Bij brief van 26 januari 2021 is [verzoeker] op staande voet ontslagen. In de brief is tevens vermeld dat [verweerder] aanspraak maakt op schadevergoeding omdat [verzoeker] hem een dringende reden gegeven heeft om de arbeidsovereenkomst onverwijld op te zeggen en dat hij die vergoeding zal verrekenen met het [verzoeker] nog toekomende salaris. Deze brief is per post, en aangetekend en via de mail, aan [verzoeker] verzonden.

1.13.

Namens [verzoeker] heeft zijn toenmalige gemachtigde mr. S. van Andel op 19 februari 2021 tegen het ontslag geprotesteerd. In de brief wordt ook melding gemaakt van een spoedopname op 30 december 2020 in het ziekenhuis in Paramaribo, op de intensive care en dat hij eerst op 12 januari 2021 uit het ziekenhuis is ontslagen en zeker nog niet volledig is hersteld. Op de intensive care heeft [verzoeker] niet de beschikking gehad over een telefoon.
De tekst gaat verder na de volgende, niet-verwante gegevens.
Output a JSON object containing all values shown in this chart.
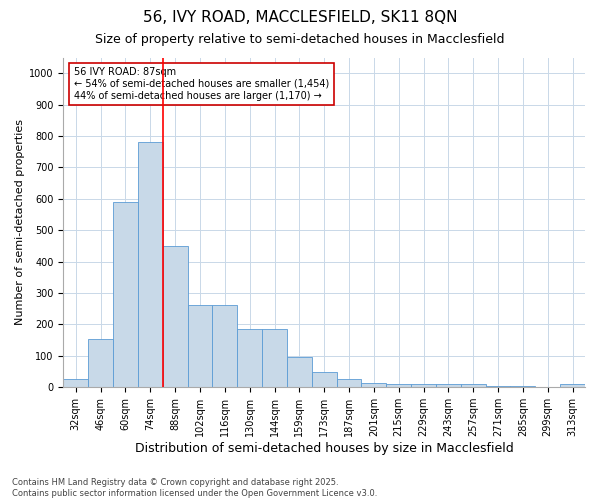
{
  "title": "56, IVY ROAD, MACCLESFIELD, SK11 8QN",
  "subtitle": "Size of property relative to semi-detached houses in Macclesfield",
  "xlabel": "Distribution of semi-detached houses by size in Macclesfield",
  "ylabel": "Number of semi-detached properties",
  "categories": [
    "32sqm",
    "46sqm",
    "60sqm",
    "74sqm",
    "88sqm",
    "102sqm",
    "116sqm",
    "130sqm",
    "144sqm",
    "159sqm",
    "173sqm",
    "187sqm",
    "201sqm",
    "215sqm",
    "229sqm",
    "243sqm",
    "257sqm",
    "271sqm",
    "285sqm",
    "299sqm",
    "313sqm"
  ],
  "values": [
    25,
    152,
    590,
    780,
    450,
    263,
    263,
    185,
    185,
    97,
    47,
    25,
    15,
    10,
    10,
    10,
    10,
    5,
    5,
    2,
    10
  ],
  "bar_color": "#c8d9e8",
  "bar_edge_color": "#5b9bd5",
  "vertical_line_index": 3.5,
  "annotation_text": "56 IVY ROAD: 87sqm\n← 54% of semi-detached houses are smaller (1,454)\n44% of semi-detached houses are larger (1,170) →",
  "annotation_box_color": "#ffffff",
  "annotation_box_edge_color": "#cc0000",
  "footer_text": "Contains HM Land Registry data © Crown copyright and database right 2025.\nContains public sector information licensed under the Open Government Licence v3.0.",
  "ylim": [
    0,
    1050
  ],
  "yticks": [
    0,
    100,
    200,
    300,
    400,
    500,
    600,
    700,
    800,
    900,
    1000
  ],
  "background_color": "#ffffff",
  "grid_color": "#c9d8e8",
  "title_fontsize": 11,
  "subtitle_fontsize": 9,
  "ylabel_fontsize": 8,
  "xlabel_fontsize": 9,
  "tick_fontsize": 7,
  "annotation_fontsize": 7,
  "footer_fontsize": 6
}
Inmiddels zijn geen (terug-)vluchten meer mogelijk, aldus deze brief.

1.14.

In zijn reactie van 8 maart 2021 wijst [verweerder] er o.a. nog op dat [verzoeker] ten tijde dat hij op de IC gelegen zou hebben en geen beschikking zou hebben gehad over zijn telefoon, hij wel diverse posts heeft geplaatst op sociale media.

VERZOEK

2. [verzoeker] verzoekt bij beschikking, voor zover mogelijk uitvoerbaar bij voorraad;

het ontslag op staande voet te vernietigen;

[verweerder] te verplichten [verzoeker] binnen 24 uur na betekening van de beschikking toe te laten tot de overeengekomen werkzaamheden, onder verbeurte van een dwangsom;

[verweerder] te veroordelen tot betalen van het salaris van [verzoeker] vanaf 1 januari 2021 tot het moment dat de arbeidsovereenkomst tussen partijen rechtsgeldig is geëindigd, te vermeerderen met de wettelijke verhoging ex artikel 7:625 BW;

en subsidiair:

[verweerder] te veroordelen tot betaling van loon [zo leest de kantonrechter:] over de maand januari 2021 plus de billijke vergoeding;

aan [verzoeker] een transitievergoeding/voorziening bij ontslag op grond van de cao toe te kennen;

[verweerder] te veroordelen tot het betalen van de wettelijke rente over de genoemde bedragen;

[verweerder] te veroordelen in de kosten van de procedure.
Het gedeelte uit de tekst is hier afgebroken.